The fastest way to audit AI content for detection signals is to check for the five constructions above. If three or more appear in a single post, the content is likely carrying heavy AI markers. If the post opens with an empathy opener, pivots with a false binary, and closes with a reflective synthesis, that is a near-complete match to the AI default pattern.

The fix is not find-and-replace on the phrases. It is generating content from a voice profile specific enough that the model's defaults do not dominate. The AI personal brand generator and voice calibration system are designed for exactly this: replacing statistical defaults with your measurable specific patterns.


Frequently Asked Questions

How can you tell if a LinkedIn post was written by AI?

The most reliable tell is not individual word choice but structural patterns: the pivot transition ("But here's the thing"), the empathy opener ("Many founders struggle with..."), the insight reveal ("The truth is..."), and the reflective closer ("What most people miss is..."). These phrases appear at high frequency in AI output because they are statistically probable completions in AI training data. Human writers use them occasionally; AI uses them as defaults.

What phrases should I avoid in LinkedIn posts to not sound like AI?

The highest-signal AI markers on LinkedIn: "Here's the thing," "The truth is," "This is what separates," "Most people don't realize," "In today's world," "At the end of the day," any sentence that starts with "Remember:" followed by a declaration, and closers that begin "What this taught me is." These appear so frequently in AI output that their presence alone shifts perception significantly, even in otherwise strong writing.

Does AI writing detection software actually work?

It works probabilistically, not definitively. Detection software identifies statistical patterns associated with AI output β€” high probability completions, low perplexity scores, characteristic sentence length distributions. It cannot definitively identify AI-generated text because all of these signals overlap with human writing that happens to use similar patterns. What it can do is flag content that strongly resembles the statistical profile of AI output. The best way to avoid detection is to produce content that does not fit that profile β€” which requires either not using AI, or using an AI tool that actively avoids default patterns.

Why does AI writing sound generic even when it's on the right topic?

Because "on the right topic" and "using the right voice" are separate properties. AI models generate text that is statistically likely given the input β€” and on most professional topics, the statistically likely response draws from a large pool of similar professional writing. The result is text that is accurate to the topic but imprecise about voice. It sounds like an averaged version of LinkedIn writing rather than a specific person. Eliminating generic sound requires providing a voice model that overrides the model's default statistical patterns.
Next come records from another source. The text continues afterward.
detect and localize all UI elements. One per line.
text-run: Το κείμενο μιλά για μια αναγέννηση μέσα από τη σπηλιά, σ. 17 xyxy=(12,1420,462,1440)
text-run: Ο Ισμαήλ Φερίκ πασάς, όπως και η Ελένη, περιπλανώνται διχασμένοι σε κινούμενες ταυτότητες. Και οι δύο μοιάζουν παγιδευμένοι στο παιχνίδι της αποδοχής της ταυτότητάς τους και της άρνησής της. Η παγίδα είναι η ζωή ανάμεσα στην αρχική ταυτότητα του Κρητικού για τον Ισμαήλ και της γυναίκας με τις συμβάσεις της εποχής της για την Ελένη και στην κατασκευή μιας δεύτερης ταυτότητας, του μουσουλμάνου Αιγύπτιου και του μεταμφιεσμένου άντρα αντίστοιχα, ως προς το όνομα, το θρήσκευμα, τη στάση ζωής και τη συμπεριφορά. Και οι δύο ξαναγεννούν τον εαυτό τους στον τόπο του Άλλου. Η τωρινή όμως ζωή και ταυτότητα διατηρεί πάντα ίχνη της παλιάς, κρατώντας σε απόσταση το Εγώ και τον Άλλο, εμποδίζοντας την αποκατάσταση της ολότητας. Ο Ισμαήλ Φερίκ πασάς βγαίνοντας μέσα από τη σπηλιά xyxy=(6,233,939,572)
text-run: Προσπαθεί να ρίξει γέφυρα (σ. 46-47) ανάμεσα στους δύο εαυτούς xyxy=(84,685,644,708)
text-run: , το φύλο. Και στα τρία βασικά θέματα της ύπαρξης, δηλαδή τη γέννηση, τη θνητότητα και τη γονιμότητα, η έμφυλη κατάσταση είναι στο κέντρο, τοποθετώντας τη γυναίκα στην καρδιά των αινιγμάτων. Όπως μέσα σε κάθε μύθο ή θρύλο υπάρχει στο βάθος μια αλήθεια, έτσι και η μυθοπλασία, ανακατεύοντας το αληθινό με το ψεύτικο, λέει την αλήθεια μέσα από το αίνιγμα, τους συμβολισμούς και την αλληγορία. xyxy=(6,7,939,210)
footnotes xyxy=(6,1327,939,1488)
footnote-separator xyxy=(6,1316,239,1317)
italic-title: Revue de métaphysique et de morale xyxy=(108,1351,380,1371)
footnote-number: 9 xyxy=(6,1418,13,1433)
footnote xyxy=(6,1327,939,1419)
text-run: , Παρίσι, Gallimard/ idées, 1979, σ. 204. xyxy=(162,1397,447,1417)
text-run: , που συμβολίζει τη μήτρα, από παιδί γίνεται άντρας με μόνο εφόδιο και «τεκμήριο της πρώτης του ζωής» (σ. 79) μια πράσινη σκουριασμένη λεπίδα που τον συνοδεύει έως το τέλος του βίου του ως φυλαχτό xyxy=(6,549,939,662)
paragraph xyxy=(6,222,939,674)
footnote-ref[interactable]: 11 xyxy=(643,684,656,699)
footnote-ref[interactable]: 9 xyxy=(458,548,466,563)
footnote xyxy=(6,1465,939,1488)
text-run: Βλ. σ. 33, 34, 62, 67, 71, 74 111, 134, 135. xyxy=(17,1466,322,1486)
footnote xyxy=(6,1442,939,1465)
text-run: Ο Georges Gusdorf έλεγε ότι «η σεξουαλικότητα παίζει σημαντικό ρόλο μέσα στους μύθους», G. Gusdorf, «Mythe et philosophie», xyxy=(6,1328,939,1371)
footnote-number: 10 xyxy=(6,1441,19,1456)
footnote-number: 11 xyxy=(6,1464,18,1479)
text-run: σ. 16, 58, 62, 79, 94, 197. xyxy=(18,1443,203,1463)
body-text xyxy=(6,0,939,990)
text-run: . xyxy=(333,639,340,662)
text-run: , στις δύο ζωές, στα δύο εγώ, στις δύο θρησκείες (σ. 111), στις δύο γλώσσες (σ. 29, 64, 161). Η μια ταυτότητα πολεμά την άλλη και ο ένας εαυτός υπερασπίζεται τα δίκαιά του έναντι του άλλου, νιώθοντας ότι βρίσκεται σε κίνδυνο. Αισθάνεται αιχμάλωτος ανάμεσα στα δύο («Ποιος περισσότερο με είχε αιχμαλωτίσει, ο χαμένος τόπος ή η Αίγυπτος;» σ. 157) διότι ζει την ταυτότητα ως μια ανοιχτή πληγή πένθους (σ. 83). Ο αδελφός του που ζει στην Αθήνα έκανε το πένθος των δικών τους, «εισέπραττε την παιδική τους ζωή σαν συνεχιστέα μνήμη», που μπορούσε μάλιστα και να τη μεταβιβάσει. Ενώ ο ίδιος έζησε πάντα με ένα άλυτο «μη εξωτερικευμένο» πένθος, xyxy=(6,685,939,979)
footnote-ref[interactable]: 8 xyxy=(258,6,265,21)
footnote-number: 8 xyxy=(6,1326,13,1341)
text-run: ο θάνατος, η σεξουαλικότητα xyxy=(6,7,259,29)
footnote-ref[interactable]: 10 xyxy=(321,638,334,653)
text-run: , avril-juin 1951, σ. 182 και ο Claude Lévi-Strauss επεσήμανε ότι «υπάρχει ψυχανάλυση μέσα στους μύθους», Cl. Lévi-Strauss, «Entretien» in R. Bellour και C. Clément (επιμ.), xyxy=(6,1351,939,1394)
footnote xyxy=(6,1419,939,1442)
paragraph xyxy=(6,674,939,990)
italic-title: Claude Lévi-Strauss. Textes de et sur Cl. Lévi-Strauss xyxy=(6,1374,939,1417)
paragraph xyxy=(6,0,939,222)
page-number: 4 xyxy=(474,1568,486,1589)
Can Bloomberry help avoid AI detection?

Bloomberry's voice calibration naturally reduces AI detection signals because it replaces the model's default phrases and constructions with your specific patterns. A post generated in your calibrated voice uses your vocabulary, your transition style, your typical opener and closer β€” not the model's defaults. Since the model's defaults are what detection algorithms profile, replacing them with a personal voice signature substantially changes the detection profile. The goal is not to evade detection but to produce content that genuinely sounds like you, which happens to produce that effect.


Related reading: Why every AI model writes differently | How Bloomberry learns your writing voice | AI LinkedIn post generator


AI writing is detectable because models have defaults. The solution is not a filter. It is a voice specific enough that the defaults do not dominate.